Koicha and Usucha
Matcha can be made in two consistencies, thin like regular coffee 'usucha' or very thick like cream soup 'koicha'. All Matcha can be enjoyed as usucha, however, only the highest quality matcha are suitable for koicha. Since koicha is quite thick, it requires matcha that is less astringent than standard matcha for usucha. Among Marukyu Koyamaen matcha, "Kinrin" and up may be enjoyed as either thick or thin tea, while "Wako" and down should only be used for usucha, thin tea.
Importance of sifting Matcha
Since Matcha is a very fine powder it tends to coalesce over time. It is therefore highly recommended to sift the tea in a fine-meshed strainer before use to avoid lumps in the tea.
Colour and flavour of Matcha
Fresh high-quality Matcha has a beautiful and attractive vibrant light green colour. However, with age and if exposed to open air, it turns a dull olive.
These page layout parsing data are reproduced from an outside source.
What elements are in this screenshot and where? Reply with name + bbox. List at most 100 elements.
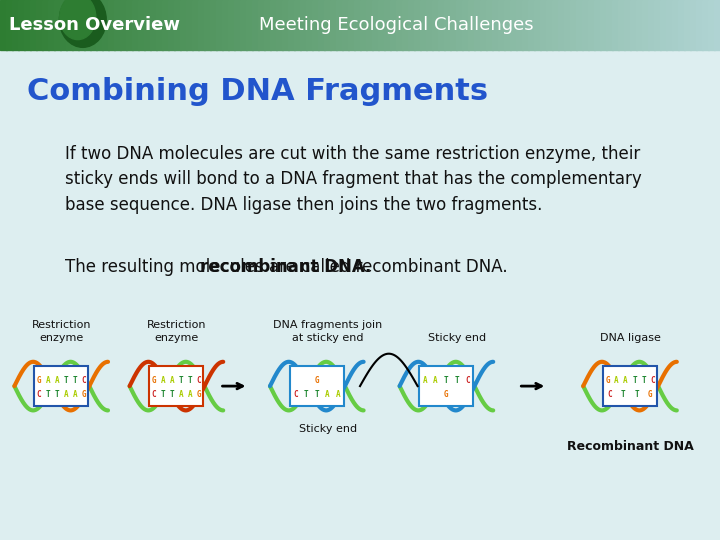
Bar: [666, 0, 673, 50]
Text: T: T: [621, 390, 626, 399]
Bar: [354, 0, 361, 50]
Text: C: C: [293, 390, 297, 399]
Bar: [96, 0, 104, 50]
Text: T: T: [188, 375, 192, 384]
Bar: [102, 0, 109, 50]
Bar: [192, 0, 199, 50]
Bar: [534, 0, 541, 50]
Bar: [576, 0, 583, 50]
Text: T: T: [170, 390, 174, 399]
Text: G: G: [152, 375, 156, 384]
Bar: [570, 0, 577, 50]
Bar: [174, 0, 181, 50]
Bar: [708, 0, 716, 50]
Text: The resulting molecules are called recombinant DNA.: The resulting molecules are called recom…: [65, 258, 508, 276]
Bar: [702, 0, 709, 50]
Bar: [138, 0, 145, 50]
Text: T: T: [632, 375, 636, 384]
Bar: [432, 0, 439, 50]
Text: C: C: [197, 375, 201, 384]
Text: Sticky end: Sticky end: [428, 333, 486, 343]
Bar: [270, 0, 277, 50]
Bar: [426, 0, 433, 50]
Bar: [420, 0, 428, 50]
Bar: [660, 0, 667, 50]
Bar: [228, 0, 235, 50]
Text: T: T: [63, 375, 68, 384]
Bar: [648, 0, 655, 50]
Bar: [366, 0, 374, 50]
Bar: [402, 0, 410, 50]
Bar: [600, 0, 608, 50]
Bar: [42, 0, 50, 50]
Bar: [252, 0, 259, 50]
Text: G: G: [37, 375, 41, 384]
Bar: [246, 0, 253, 50]
Text: A: A: [614, 375, 618, 384]
Bar: [132, 0, 140, 50]
Text: C: C: [650, 375, 654, 384]
Bar: [408, 0, 415, 50]
Bar: [210, 0, 217, 50]
Bar: [114, 0, 122, 50]
Bar: [180, 0, 187, 50]
Bar: [150, 0, 158, 50]
Bar: [588, 0, 595, 50]
Bar: [294, 0, 302, 50]
Text: A: A: [433, 375, 438, 384]
Bar: [156, 0, 163, 50]
Text: T: T: [45, 390, 50, 399]
Text: Restriction
enzyme: Restriction enzyme: [147, 321, 206, 343]
Bar: [216, 0, 223, 50]
Bar: [552, 0, 559, 50]
FancyBboxPatch shape: [35, 366, 89, 407]
Bar: [684, 0, 691, 50]
Text: A: A: [170, 375, 174, 384]
Text: C: C: [37, 390, 41, 399]
Bar: [606, 0, 613, 50]
Bar: [324, 0, 331, 50]
Bar: [510, 0, 518, 50]
Bar: [54, 0, 61, 50]
Bar: [450, 0, 457, 50]
Text: A: A: [179, 390, 183, 399]
Text: G: G: [81, 390, 86, 399]
Text: T: T: [179, 375, 183, 384]
Text: G: G: [648, 390, 652, 399]
Bar: [462, 0, 469, 50]
Text: T: T: [73, 375, 77, 384]
Text: If two DNA molecules are cut with the same restriction enzyme, their
sticky ends: If two DNA molecules are cut with the sa…: [65, 145, 642, 214]
Text: DNA ligase: DNA ligase: [600, 333, 660, 343]
Bar: [624, 0, 631, 50]
Text: T: T: [642, 375, 646, 384]
Bar: [204, 0, 212, 50]
Bar: [456, 0, 464, 50]
Bar: [186, 0, 194, 50]
Bar: [240, 0, 248, 50]
Bar: [486, 0, 493, 50]
Text: G: G: [606, 375, 610, 384]
Bar: [444, 0, 451, 50]
Bar: [504, 0, 511, 50]
Text: A: A: [336, 390, 341, 399]
Bar: [522, 0, 529, 50]
FancyBboxPatch shape: [289, 366, 344, 407]
Bar: [342, 0, 349, 50]
Bar: [480, 0, 487, 50]
Text: T: T: [455, 375, 459, 384]
Bar: [264, 0, 271, 50]
Bar: [474, 0, 482, 50]
Bar: [390, 0, 397, 50]
Bar: [48, 0, 55, 50]
Text: A: A: [624, 375, 628, 384]
Bar: [336, 0, 343, 50]
Bar: [468, 0, 475, 50]
FancyBboxPatch shape: [419, 366, 474, 407]
Bar: [108, 0, 115, 50]
Bar: [678, 0, 685, 50]
Text: Lesson Overview: Lesson Overview: [9, 16, 180, 34]
Bar: [696, 0, 703, 50]
Bar: [714, 0, 720, 50]
Text: G: G: [197, 390, 201, 399]
Bar: [198, 0, 205, 50]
The taste of the tea undergoes a similar change.
It is therefore important to pay attention to the way the tea is stored. Matcha is best kept in a dark, cool and dry place sealed off from air access. Also, once a can or bag has been opened, the tea should be consumed within a short time.
How to store Matcha
Similar to other green teas matcha is adversely affected by heat, humidity, light, air and odor that transfer from other substances. Fresh high-quality matcha has a vibrant green colour, a heady aroma, and balanced flavour. However, when exposed to the above elements, matcha takes on a dull olive hue and the taste disintegrates. It is therefore important to store matcha properly.
One of the best ways of preserving the quality of matcha is to refrigerate it whether the container is opened or not. Once opened, our pull-top canned Matcha should be refrigerated and should be consumed ideally as soon as possible. If frozen in an unopened can, matcha retain its freshness for several months. To prevent Matcha that was stored in the refrigerator or freezer from clumping when exposed to air, it should be allowed to warm up to room temperature before the package is opened.
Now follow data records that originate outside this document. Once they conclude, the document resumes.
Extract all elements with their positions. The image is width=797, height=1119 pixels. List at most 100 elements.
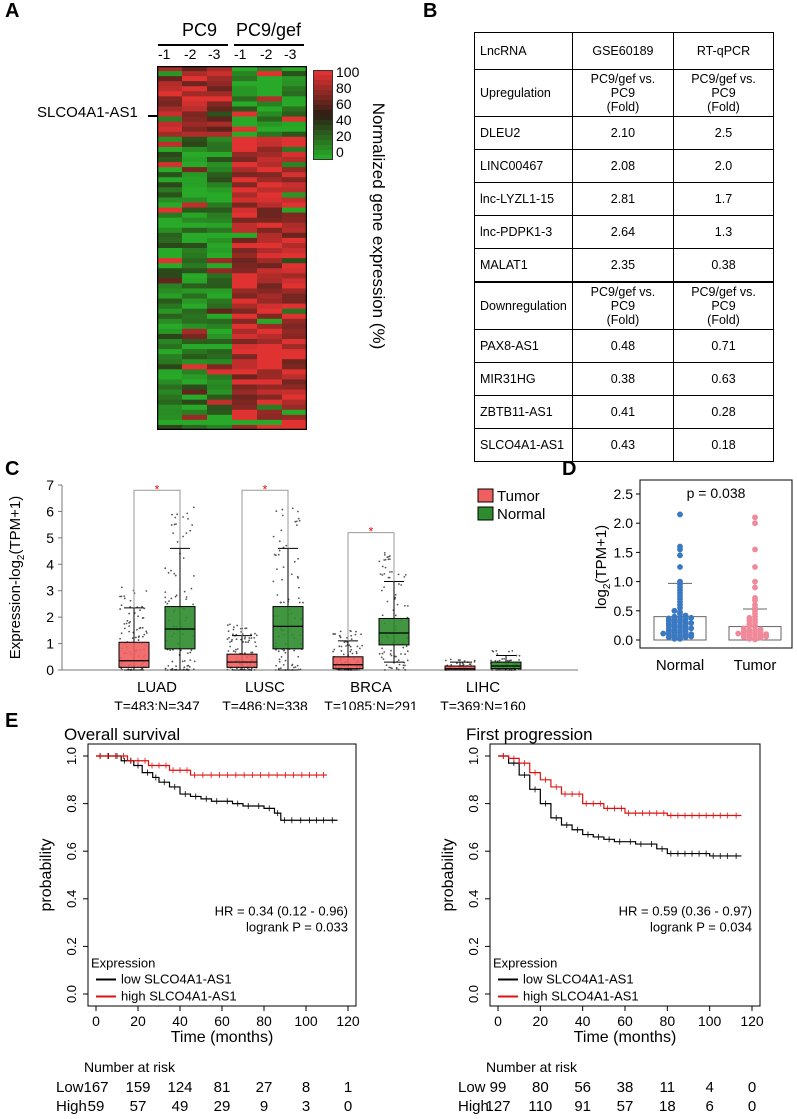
heatmap-cell [207, 273, 233, 279]
heatmap-cell [157, 293, 183, 300]
heatmap-cell [157, 268, 183, 274]
jitter-point [120, 595, 123, 598]
table-cell: 0.43 [571, 428, 675, 462]
heatmap-cell [182, 298, 208, 305]
hr-label: HR = 0.59 (0.36 - 0.97) [619, 903, 752, 918]
heatmap-cell [157, 197, 183, 203]
jitter-point [236, 624, 239, 627]
y-tick-label: 1.0 [466, 747, 481, 765]
jitter-point [120, 632, 123, 635]
jitter-point [128, 625, 131, 628]
y-tick-label: 0.0 [64, 985, 79, 1003]
heatmap-cell [232, 222, 258, 229]
risk-value: 49 [172, 1098, 189, 1115]
heatmap-cell [157, 288, 183, 294]
jitter-point [173, 523, 176, 526]
jitter-point [297, 597, 300, 600]
significance-star: * [263, 482, 268, 496]
heatmap-cell [232, 207, 258, 214]
heatmap-cell [232, 333, 258, 340]
heatmap-cell [232, 116, 258, 123]
heatmap-cell [282, 333, 307, 340]
jitter-point [295, 520, 298, 523]
jitter-point [164, 601, 167, 603]
heatmap-cell [282, 101, 307, 107]
jitter-point [229, 645, 232, 648]
jitter-point [339, 630, 342, 633]
heatmap-cell [257, 293, 283, 300]
jitter-point [381, 574, 384, 576]
risk-value: 91 [574, 1098, 591, 1115]
risk-value: 29 [214, 1098, 231, 1115]
jitter-point [334, 633, 337, 635]
table-cell: 2.0 [673, 149, 774, 183]
table-cell: LINC00467 [474, 149, 573, 183]
heatmap-cell [257, 177, 283, 183]
heatmap-cell [282, 303, 307, 310]
heatmap-cell [232, 339, 258, 345]
heatmap-cell [257, 414, 283, 421]
risk-value: 99 [490, 1079, 507, 1096]
y-tick-label: 0.5 [614, 603, 634, 619]
heatmap-cell [232, 182, 258, 188]
heatmap-cell [207, 217, 233, 224]
heatmap-cell [157, 131, 183, 138]
plot-frame [639, 479, 793, 649]
jitter-point [171, 660, 174, 663]
x-axis-label: Time (months) [574, 1029, 677, 1046]
heatmap-cell [157, 323, 183, 330]
heatmap-cell [157, 283, 183, 289]
heatmap-cell [232, 328, 258, 335]
jitter-point [450, 663, 453, 666]
jitter-point [138, 635, 141, 638]
x-axis-label: Time (months) [171, 1029, 274, 1046]
heatmap-cell [182, 354, 208, 360]
jitter-point [380, 656, 383, 659]
heatmap-cell [257, 111, 283, 118]
jitter-point [400, 584, 403, 586]
heatmap-cell [257, 283, 283, 289]
heatmap-cell [232, 197, 258, 203]
x-tick-label: 80 [660, 1013, 676, 1029]
heatmap-cell [232, 278, 258, 284]
data-point-normal [677, 552, 683, 559]
jitter-point [173, 572, 176, 575]
jitter-point [190, 587, 193, 590]
heatmap-cell [157, 273, 183, 279]
heatmap-cell [207, 389, 233, 396]
heatmap-cell [157, 333, 183, 340]
box-normal [490, 661, 522, 670]
table-header-row: LncRNA GSE60189 RT-qPCR [474, 32, 774, 70]
data-point-tumor [752, 602, 758, 608]
y-axis-label: probability [440, 839, 457, 912]
y-tick-label: 0.8 [64, 795, 79, 813]
heatmap-cell [207, 76, 233, 82]
heatmap-cell [182, 344, 208, 350]
heatmap-cell [232, 318, 258, 325]
heatmap-cell [182, 111, 208, 118]
heatmap-cell [232, 303, 258, 310]
heatmap-cell [207, 313, 233, 320]
jitter-point [396, 603, 399, 606]
jitter-point [171, 513, 173, 516]
jitter-point [164, 667, 167, 670]
heatmap-cell [157, 364, 183, 370]
heatmap-cell [182, 318, 208, 325]
jitter-point [494, 660, 497, 662]
heatmap-cell [282, 263, 307, 269]
heatmap-cell [282, 409, 307, 416]
jitter-point [383, 553, 386, 556]
jitter-point [459, 659, 462, 661]
jitter-point [167, 664, 170, 667]
jitter-point [398, 663, 401, 666]
risk-value: 57 [130, 1098, 147, 1115]
jitter-point [137, 615, 140, 618]
heatmap-cell [182, 66, 208, 72]
heatmap-cell [232, 172, 258, 178]
heatmap-cell [182, 424, 208, 430]
heatmap-cell [232, 106, 258, 112]
table-cell: 2.08 [571, 149, 675, 183]
jitter-point [391, 571, 393, 573]
risk-value: 18 [659, 1098, 676, 1115]
jitter-point [340, 645, 343, 648]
Growing and Processing of Matcha
Growing and Processing of Matcha
From Growing to Production of Tencha
Crude Tea Production Factory
Tea leaves grown for matcha are harvested only once a year. The trees are dormant during the winter, and the growth of new leaves and their harvesting occur within a very limited time frame of less than two months.
- In the middle of April, when new tea leaves are about to sprout, tea bushes for matcha are covered with a screen made of reed to shut out more than 50% of the sunlight.
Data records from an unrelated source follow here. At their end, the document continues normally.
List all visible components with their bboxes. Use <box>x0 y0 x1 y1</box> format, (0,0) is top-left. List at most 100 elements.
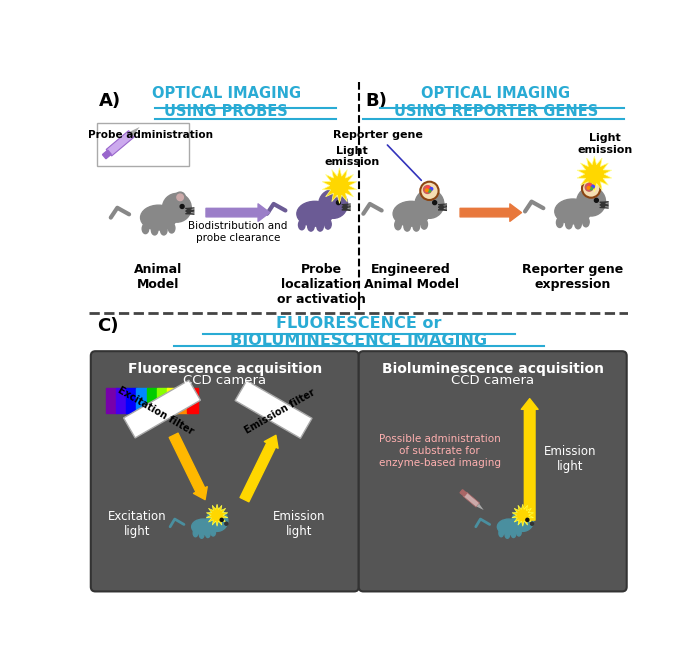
Bar <box>187 388 198 413</box>
Circle shape <box>220 518 223 521</box>
Circle shape <box>430 188 433 190</box>
Circle shape <box>577 187 606 216</box>
Ellipse shape <box>169 223 175 233</box>
Polygon shape <box>130 127 139 136</box>
Ellipse shape <box>151 225 158 235</box>
Ellipse shape <box>555 199 591 224</box>
Ellipse shape <box>497 519 521 534</box>
Bar <box>463 492 480 507</box>
Polygon shape <box>477 504 484 510</box>
Circle shape <box>592 185 594 188</box>
Circle shape <box>415 190 444 218</box>
Circle shape <box>590 187 592 190</box>
Text: Possible administration
of substrate for
enzyme-based imaging: Possible administration of substrate for… <box>379 434 500 468</box>
Circle shape <box>591 188 598 194</box>
Ellipse shape <box>142 224 148 234</box>
Ellipse shape <box>511 530 516 538</box>
Text: Light
emission: Light emission <box>324 146 379 167</box>
Circle shape <box>427 186 429 189</box>
Circle shape <box>177 194 183 200</box>
Text: OPTICAL IMAGING
USING REPORTER GENES: OPTICAL IMAGING USING REPORTER GENES <box>393 86 598 119</box>
Ellipse shape <box>421 219 428 229</box>
Bar <box>460 490 467 496</box>
Circle shape <box>206 510 228 531</box>
Ellipse shape <box>582 217 589 227</box>
Ellipse shape <box>298 220 305 230</box>
Polygon shape <box>322 168 357 204</box>
Circle shape <box>318 190 348 218</box>
Text: C): C) <box>97 317 118 335</box>
Bar <box>127 388 137 413</box>
Text: Reporter gene
expression: Reporter gene expression <box>522 263 624 291</box>
Text: Engineered
Animal Model: Engineered Animal Model <box>363 263 458 291</box>
Ellipse shape <box>575 219 581 228</box>
FancyArrowPatch shape <box>460 204 522 221</box>
FancyArrowPatch shape <box>206 204 270 221</box>
Ellipse shape <box>297 201 333 226</box>
Circle shape <box>428 190 430 192</box>
Text: Biodistribution and
probe clearance: Biodistribution and probe clearance <box>188 221 288 242</box>
Ellipse shape <box>517 528 522 536</box>
Text: Bioluminescence acquisition: Bioluminescence acquisition <box>382 362 603 376</box>
Circle shape <box>426 189 428 192</box>
FancyBboxPatch shape <box>235 381 312 438</box>
Text: Excitation
light: Excitation light <box>108 510 167 538</box>
Circle shape <box>585 183 593 191</box>
Ellipse shape <box>160 225 167 235</box>
FancyBboxPatch shape <box>97 124 188 166</box>
Circle shape <box>440 205 443 209</box>
Ellipse shape <box>393 201 429 226</box>
Text: Light
emission: Light emission <box>578 133 633 155</box>
Text: A): A) <box>99 92 120 110</box>
Circle shape <box>526 518 529 521</box>
Ellipse shape <box>193 529 198 537</box>
Circle shape <box>589 186 600 196</box>
Circle shape <box>523 510 527 515</box>
Circle shape <box>522 509 529 517</box>
Circle shape <box>587 186 590 189</box>
Text: Emission filter: Emission filter <box>244 387 317 436</box>
Circle shape <box>217 510 222 515</box>
Text: OPTICAL IMAGING
USING PROBES: OPTICAL IMAGING USING PROBES <box>152 86 301 119</box>
Circle shape <box>424 186 431 194</box>
Circle shape <box>333 190 340 197</box>
Ellipse shape <box>499 529 503 537</box>
Bar <box>177 388 188 413</box>
Ellipse shape <box>566 219 572 228</box>
Circle shape <box>582 180 601 198</box>
Ellipse shape <box>413 221 419 231</box>
Circle shape <box>589 184 591 186</box>
Ellipse shape <box>192 519 215 534</box>
FancyArrowPatch shape <box>522 399 538 520</box>
Bar <box>116 388 127 413</box>
FancyBboxPatch shape <box>358 351 626 591</box>
Circle shape <box>433 200 437 204</box>
Circle shape <box>531 522 533 525</box>
Circle shape <box>343 205 347 209</box>
Circle shape <box>175 192 186 202</box>
Ellipse shape <box>141 205 176 230</box>
Text: CCD camera: CCD camera <box>452 374 534 387</box>
Polygon shape <box>577 156 612 192</box>
Text: B): B) <box>365 92 387 110</box>
Circle shape <box>225 522 228 525</box>
Bar <box>106 131 134 156</box>
Text: Emission
light: Emission light <box>272 510 325 538</box>
Circle shape <box>420 182 439 200</box>
Ellipse shape <box>556 218 563 228</box>
Polygon shape <box>512 504 533 526</box>
Text: Probe administration: Probe administration <box>88 130 214 140</box>
Bar <box>146 388 158 413</box>
Ellipse shape <box>199 530 204 538</box>
Text: Animal
Model: Animal Model <box>134 263 183 291</box>
Bar <box>106 388 117 413</box>
Circle shape <box>162 194 191 222</box>
Text: Excitation filter: Excitation filter <box>116 385 195 437</box>
Ellipse shape <box>505 530 510 538</box>
Ellipse shape <box>206 530 210 538</box>
Circle shape <box>187 209 190 213</box>
Ellipse shape <box>317 221 323 231</box>
Bar <box>167 388 178 413</box>
Ellipse shape <box>308 221 314 231</box>
Circle shape <box>594 198 598 202</box>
- After another ten days, straw is spread out on top of the reeds to shut out even more light. As a result, young tea leaves grow very thin and wide to capture the little sunlight that filters through the cover. Due to this method, the tea leaves become bright green with high amounts of chlorophyll. As well, the tea develops more umami, less astringency, a fuller body, and overall improved flavor profile and character.
- A few days after the straw is added to the reeds, from early to mid May, the young tea leaves are harvested individually by hand.
- The young tea leaves are brought to the tea processing facility soon after harvesting and steamed thoroughly to stop fermentation and maintain the vivid green colour of the leaves.
- The tea leaves are dried in two steps, the second of which is done on a conveyer belt that passes through a brick oven called a ‘Hoiro’.
- Tea leaves are completely dried and are still whole. At this stage the leaves are called Tencha.
- Tencha is stored in large sealed wooden boxes that are kept refrigerated until further processing. Little by little, as required, the wooden boxes are brought out of refrigeration and the dried tea leaves undergo furthering processing.
The processing of Tencha to Matcha
- The dried Tencha leaves are cut into a uniform size then sifted and cleaned several times to remove stems, veins and other debris.
- The cut leaves are then dried again to increase the aroma peculiar to Tencha.
- At this stage the quality and distinctive features of each processed batch are discerned from the appearance, flavour, aroma, and colour of the leaves.
- Tencha harvested from different varieties of tea trees, and grown on different soils are blended according to their properties to match the flavour profiles of existing named teas. This allows named matcha to be consistent in their taste and well-balanced characteristics each year.
- After being blended, precision stone mills grind the Tencha into a micro fine powder while enhancing the refined fragrance and flavour of the matcha.